La discussione sui costi standard sanitari entra nel vivo. E le Regioni, dopo aver dato il loro assenso ad applicarli in via prioritaria sul riparto 2013 seguendo la logica delle 5 regioni benchmark, hanno approvato una nuova proposta per il 2014 da sottoporre al Governo per modificare l’attuale legge sul federalismo fiscale.
La proposta prende lo spunto da una nota della Regione Toscana (
vedi allegato e
intervista all'assesore Marroni) che ribalta sostanzialmente la logica del documento del ministero della Salute del luglio scorso basato su 5 Regioni benchmark dalle quali selezionare le tre di riferimento per l’applicazione dei costi standard al riparto del fondo sanitario.
La proposta, sulla quale si dovrà ora lavorare nel merito per trasformarla in una norma emendativa al Dlg 60 del 2011 (le Regioni spingono perché si possa fare già in sede di legge di stabilità), abbandona di fatto la logica delle Regioni benchmark prevedendo in alternativa “un metodo che definisca a cadenza annuale, ed in connessione con l’attribuzione alle regioni delle risorse destinate ai servizi sanitari, standard di qualità e livelli obiettivi di servizio che tutte le regioni sono chiamate a garantire”.
Per la Conferenza dei Presidenti, infatti, la logica delle tre Regioni benchmark per la definizione dei costi standard non va bene perché, si legge nel documento, è “basata in via prioritaria sul criterio economico rispetto a quello della qualità dei servizi erogati”. Ma anche perché, “l’utilizzo del risultato medio delle tre migliori regioni quali standard di riferimento comporta l’individuazione di obiettivi troppo sfidanti per le Regioni con maggiori problemi che operano in contesti demotivati e insostenibili”.
Piuttosto che rischiare di non raggiungere alcun obiettivo, è quindi meglio – si legge ancora nel documento - abbassarli per renderli “sfidanti, ma raggiungibili”. Ma anche spostare l’ago della bilancia oggi fermo sugli obiettivi economici un po’ più verso la qualità, prevedendo “più correttamente un bilanciamento della prospettiva economica con quella dei volumi, della qualità e dell’appropriatezza dei servizi erogati, per evitare di promuovere comportamenti tesi al contenimento della spesa ottenuto però mediante tagli dei servizi e non grazie al miglioramento dei livelli di assistenza”.
I nuovi criteri, in prima applicazione, potrebbero basarsi sui risultati medi delle regioni “non in piano di rientro”, da declinare in termini di qualità, appropriatezza ed efficienza dell’offerta sanitaria per ciascun livello assistenziale “e non solo medico”, su cui è invece incentrato il decreto 68/2011 sulla determinazione dei costi e dei fabbisogni standard, quasi dimenticando - sottolinea la proposta – “le altre dimensioni e macrolivelli assistenziali del sistema sanitario”.
In tal modo, quelli proposti alle Regioni saranno obiettivi “sfidanti”, che richiederanno “sforzi significativi”, ma che saranno comunque “raggiungibili” anche nelle Regioni più in difficoltà.

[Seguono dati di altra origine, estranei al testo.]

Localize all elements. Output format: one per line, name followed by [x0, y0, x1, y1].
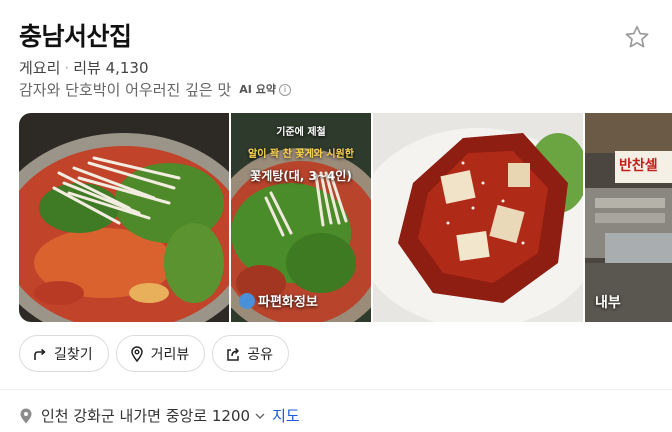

Via via che le Regioni rientrano dalle loro crisi di bilancio grazie ad adeguate strategie orientate alla qualità ed alla riorganizzazione dei setting assistenziali, si potrà passare a un nuovo sistema di calcolo dei costi standard che sia ancora più sfidante e che dovrebbe prevedere standard di riferimento calcolati sulla media delle Regioni con risultati superiori alla media nazionale.
“Questo – ribadisce il documento - per garantire un processo continuo di miglioramento della qualità dei servizi e di miglioramento complessivo dei rendimenti del sistema sanitario nazionale, con risultati determinanti sulla crescita del prodotto interno lordo”.